Libra, Libra, Libra. What am I going to do with you? This is...wow, I'm not even sure I want to read this! Um. Libra. Yes. Libras. They're very...interesting, aren't they? Interesting. That's the word. Haha. I am so sorry.
Scorpios can look forward to some great financial gain in the near future! If you've ever had any plans to, oh, I don't know, make a risky fiscal investment, take out a few loans, rob a bank...Scorpios, now's the time to do it!
Sagittarius -- my mun would like to insist that this sign is the best sign, although I, as an impartial, committed radio host, frown on this kind of obvious personal bias. For shame, mun, for shame. No, I'm not even going to tell you what yours is. You can just wait and find out.
Congratulations, Aquarius! Someone you know just won a brand new car!

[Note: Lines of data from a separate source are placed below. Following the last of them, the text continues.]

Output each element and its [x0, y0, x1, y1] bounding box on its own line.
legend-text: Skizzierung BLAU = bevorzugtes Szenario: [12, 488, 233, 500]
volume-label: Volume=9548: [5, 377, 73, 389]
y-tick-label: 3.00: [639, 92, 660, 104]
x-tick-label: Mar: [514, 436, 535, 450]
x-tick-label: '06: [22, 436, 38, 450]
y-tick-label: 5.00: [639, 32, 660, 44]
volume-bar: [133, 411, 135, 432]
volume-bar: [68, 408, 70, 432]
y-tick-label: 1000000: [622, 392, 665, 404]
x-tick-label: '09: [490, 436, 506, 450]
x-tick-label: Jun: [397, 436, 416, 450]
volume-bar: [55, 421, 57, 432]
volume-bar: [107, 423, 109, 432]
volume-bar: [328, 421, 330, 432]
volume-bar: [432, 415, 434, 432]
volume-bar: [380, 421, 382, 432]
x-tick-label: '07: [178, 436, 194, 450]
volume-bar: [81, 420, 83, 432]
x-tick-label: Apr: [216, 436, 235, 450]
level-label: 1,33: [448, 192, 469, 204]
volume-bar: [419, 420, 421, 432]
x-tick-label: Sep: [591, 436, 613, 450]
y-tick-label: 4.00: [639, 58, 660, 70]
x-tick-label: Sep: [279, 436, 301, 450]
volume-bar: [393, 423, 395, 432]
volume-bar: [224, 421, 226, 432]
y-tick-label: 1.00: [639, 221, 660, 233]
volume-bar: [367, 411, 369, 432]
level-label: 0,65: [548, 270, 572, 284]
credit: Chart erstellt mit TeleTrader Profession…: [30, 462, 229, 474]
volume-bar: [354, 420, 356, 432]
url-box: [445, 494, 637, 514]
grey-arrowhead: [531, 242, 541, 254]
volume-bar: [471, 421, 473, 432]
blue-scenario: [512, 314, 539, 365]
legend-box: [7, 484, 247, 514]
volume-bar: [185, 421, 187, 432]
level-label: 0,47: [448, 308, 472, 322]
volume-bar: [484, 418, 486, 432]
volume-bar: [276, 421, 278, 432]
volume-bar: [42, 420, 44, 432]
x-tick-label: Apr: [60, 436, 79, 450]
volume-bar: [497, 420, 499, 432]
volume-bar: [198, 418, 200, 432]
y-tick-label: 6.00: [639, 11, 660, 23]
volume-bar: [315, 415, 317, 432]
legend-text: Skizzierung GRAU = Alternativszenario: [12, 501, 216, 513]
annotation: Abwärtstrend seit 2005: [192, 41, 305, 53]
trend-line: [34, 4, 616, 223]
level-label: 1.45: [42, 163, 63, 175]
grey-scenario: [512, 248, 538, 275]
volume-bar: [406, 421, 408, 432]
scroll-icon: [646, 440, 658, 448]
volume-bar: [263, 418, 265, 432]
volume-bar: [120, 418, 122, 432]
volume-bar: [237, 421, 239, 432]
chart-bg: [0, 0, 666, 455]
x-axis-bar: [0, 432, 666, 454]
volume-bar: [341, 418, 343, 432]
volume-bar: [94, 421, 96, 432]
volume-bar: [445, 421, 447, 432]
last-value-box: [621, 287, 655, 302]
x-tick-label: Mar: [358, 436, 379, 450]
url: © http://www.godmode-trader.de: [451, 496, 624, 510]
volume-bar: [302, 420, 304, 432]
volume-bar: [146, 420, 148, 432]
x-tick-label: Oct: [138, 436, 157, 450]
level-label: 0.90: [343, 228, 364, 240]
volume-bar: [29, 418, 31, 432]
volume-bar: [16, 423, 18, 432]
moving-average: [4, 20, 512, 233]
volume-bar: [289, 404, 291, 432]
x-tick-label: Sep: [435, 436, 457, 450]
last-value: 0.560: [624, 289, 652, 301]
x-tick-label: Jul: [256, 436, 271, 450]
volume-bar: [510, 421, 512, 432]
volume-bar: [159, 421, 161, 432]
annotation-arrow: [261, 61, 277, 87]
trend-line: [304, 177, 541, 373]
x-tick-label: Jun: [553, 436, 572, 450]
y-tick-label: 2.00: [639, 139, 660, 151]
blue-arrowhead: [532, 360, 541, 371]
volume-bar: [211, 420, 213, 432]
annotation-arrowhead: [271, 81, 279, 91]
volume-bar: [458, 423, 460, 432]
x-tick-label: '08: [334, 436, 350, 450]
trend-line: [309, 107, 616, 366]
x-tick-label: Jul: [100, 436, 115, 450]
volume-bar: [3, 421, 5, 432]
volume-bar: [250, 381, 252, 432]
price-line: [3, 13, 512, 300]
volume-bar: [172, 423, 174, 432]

And finally, for you, dear Pisces, everything looks...pretty good! Considering all those extra limbs of yours. And all those teeth. I would like to personally applaud you for your excellent level of self-esteem and outstanding confidence. You go, Pisces!
This concludes our weekly editorial. Remember, you are in as much control of your own destiny as the next person, and the person next to them, and the person next to them. But in how much control, you ask? Well, how much do you think?